Diesel should be cheaper than petrol. It would be good national housekeeping. There is more mileage in a barrel of Brent Crude cracked into diesel than there is in a barrel refined into petrol. The AA is quite right in its September fuel report to question the premium of 4.4p a litre, revealing that three times this year the wholesale price of petrol has been the same as diesel. For nearly four weeks in the spring, DERV cost the same at the refinery, sometimes it was 2p a litre cheaper. The variation is smaller this month, but diesel still costs more on the forecourts and tax makes things worse. Diesel drivers, the AA tells us, spend £2.5 million a day extra, which pretty well cancels out the advantages of buying an economical diesel car.

That is not how it should be. The Office of Fair Trading is looking into oil and fuel prices, but won’t report until next year. Talk of publishing a wholesale price indicator stopped with a reshuffle of transport ministers.

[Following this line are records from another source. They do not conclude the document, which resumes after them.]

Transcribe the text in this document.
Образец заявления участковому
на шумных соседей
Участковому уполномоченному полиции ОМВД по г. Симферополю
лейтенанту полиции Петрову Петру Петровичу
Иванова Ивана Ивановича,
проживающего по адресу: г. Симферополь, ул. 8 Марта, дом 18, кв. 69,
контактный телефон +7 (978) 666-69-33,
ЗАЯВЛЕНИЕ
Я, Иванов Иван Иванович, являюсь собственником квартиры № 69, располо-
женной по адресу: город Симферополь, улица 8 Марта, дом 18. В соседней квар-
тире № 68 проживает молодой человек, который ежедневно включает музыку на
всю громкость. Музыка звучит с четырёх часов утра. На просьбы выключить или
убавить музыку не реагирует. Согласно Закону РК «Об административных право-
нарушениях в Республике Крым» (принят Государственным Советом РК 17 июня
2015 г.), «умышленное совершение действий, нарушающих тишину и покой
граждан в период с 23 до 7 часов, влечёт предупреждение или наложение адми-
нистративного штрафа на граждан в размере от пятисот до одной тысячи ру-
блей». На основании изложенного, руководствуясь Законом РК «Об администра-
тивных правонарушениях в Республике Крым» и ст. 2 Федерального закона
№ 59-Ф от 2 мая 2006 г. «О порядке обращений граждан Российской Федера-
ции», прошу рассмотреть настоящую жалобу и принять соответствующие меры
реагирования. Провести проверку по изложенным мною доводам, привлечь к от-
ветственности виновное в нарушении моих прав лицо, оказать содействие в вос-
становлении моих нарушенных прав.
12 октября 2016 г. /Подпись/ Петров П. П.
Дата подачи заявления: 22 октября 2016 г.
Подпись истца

Edmund King, the sometimes over-chatty president of the AA rightly says, “Putting Justine Greening’s initiative on hold has given fuel retailers and suppliers the cover to perpetuate the petrol-diesel price gap for the next four months. The AA welcomes the OFT investigation but not at the expense of immediate and easily-achieved price transparency.” During a backbench debate, two Conservative MPs supported the initiative, while a shadow energy minister pressed the Government to get on with it.

“If the EU can publish a weekly track of petrol and diesel wholesale prices in euros per tonne, why can’t the UK publish an equivalent in pounds per tonne or pence per litre? It doesn’t need an investigation, or permission of the fuel retailers or suppliers, just a form that can be understood, to ensure a fair price.”

DERV: Army nomenclature. Diesel Engined Road Vehicle, fuel for the use of.
BMW 120d convertible, tested Isle of Bute, August 2008.